Thinking about the shape of NumPy arrays in the form of rows and columns will quickly let you down if you start working with more complicated data.
NumPy arrays are in fact multi-dimensional tensors. A tensor can have any number of dimensions. Vectors and matrices are in fact nothing but 1-D and 2-D tensors, respectively.
The shape of an array returns the size of each dimension of the tensor. Let's begin with a simple vector:
x = np.array([1, 2, 3])
Calling .shape
on this variable will return (3,)
since the array is a 1-D tensor with 3 elements in its first dimension. The comma is just a Python convention for indicating that the parenthesis represent a Python Tuple.
Now let's try a matrix:
m = np.array([
[1, 2, 3],
[4, 5, 6]
])
Running m.shape
now results in (2, 3)
since the first dimension of the tensor contains 2 vectors, and the second dimension (the vectors themselves) each contain 3 elements.

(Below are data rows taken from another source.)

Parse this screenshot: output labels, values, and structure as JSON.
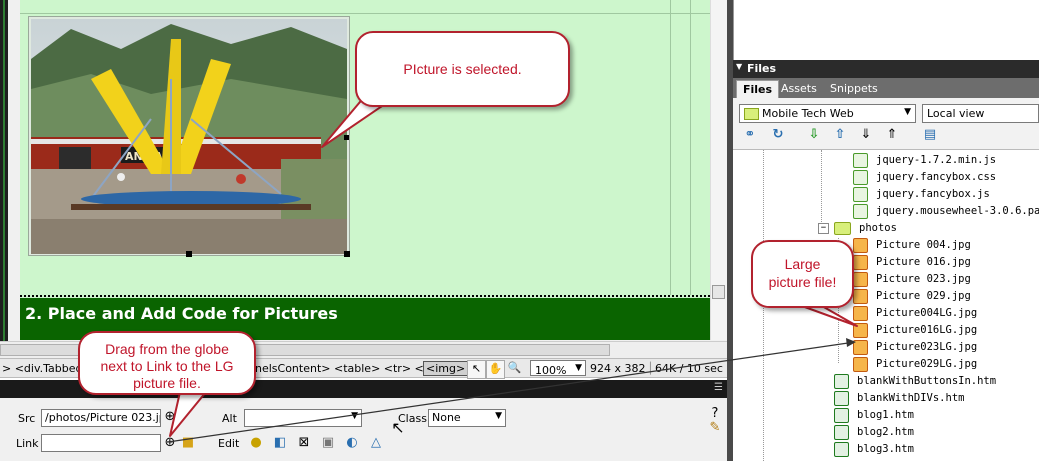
{
  "document": {
    "heading": "2. Place and Add Code for Pictures",
    "photo_sign": "AN EAGLE"
  },
  "callouts": {
    "picture_selected": "PIcture is selected.",
    "drag_globe": "Drag from the globe next to Link to the LG picture file.",
    "large_file": "Large picture file!"
  },
  "statusbar": {
    "tags_left": "> <div.TabbedP",
    "tags_right": "nelsContent> <table> <tr> <td>",
    "tag_selected": "<img>",
    "zoom": "100%",
    "dimensions": "924 x 382",
    "size_time": "64K / 10 sec"
  },
  "properties": {
    "src_label": "Src",
    "src_value": "/photos/Picture 023.jpg",
    "link_label": "Link",
    "link_value": "",
    "alt_label": "Alt",
    "alt_value": "",
    "class_label": "Class",
    "class_value": "None",
    "edit_label": "Edit"
  },
  "files_panel": {
    "title": "Files",
    "tabs": [
      "Files",
      "Assets",
      "Snippets"
    ],
    "site": "Mobile Tech Web",
    "view": "Local view",
    "items": [
      {
        "name": "jquery-1.7.2.min.js",
        "type": "js"
      },
      {
        "name": "jquery.fancybox.css",
        "type": "js"
      },
      {
        "name": "jquery.fancybox.js",
        "type": "js"
      },
      {
        "name": "jquery.mousewheel-3.0.6.pack.js",
        "type": "js"
      },
      {
        "name": "photos",
        "type": "folder"
      },
      {
        "name": "Picture 004.jpg",
        "type": "img"
      },
      {
        "name": "Picture 016.jpg",
        "type": "img"
      },
      {
        "name": "Picture 023.jpg",
        "type": "img"
      },
      {
        "name": "Picture 029.jpg",
        "type": "img"
      },
      {
        "name": "Picture004LG.jpg",
        "type": "img"
      },
      {
        "name": "Picture016LG.jpg",
        "type": "img"
      },
      {
        "name": "Picture023LG.jpg",
        "type": "img"
      },
      {
        "name": "Picture029LG.jpg",
        "type": "img"
      },
      {
        "name": "blankWithButtonsIn.htm",
        "type": "htm"
      },
      {
        "name": "blankWithDIVs.htm",
        "type": "htm"
      },
      {
        "name": "blog1.htm",
        "type": "htm"
      },
      {
        "name": "blog2.htm",
        "type": "htm"
      },
      {
        "name": "blog3.htm",
        "type": "htm"
      }
    ]
  }
}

Finally, let's try a 3-D tensor:
t = np.array([
[
[1, 2, 3],
[4, 5, 6]
],
[
[7, 8, 9],
[0, 1, 2]
]
])
t.shape
will return (2, 2, 3)
which means that the first dimension of the array contains two elements (two matrices in this case), the second dimension (the matrices themsevles) contain two vectors each, and the third dimension (the vectors) each contain three elements.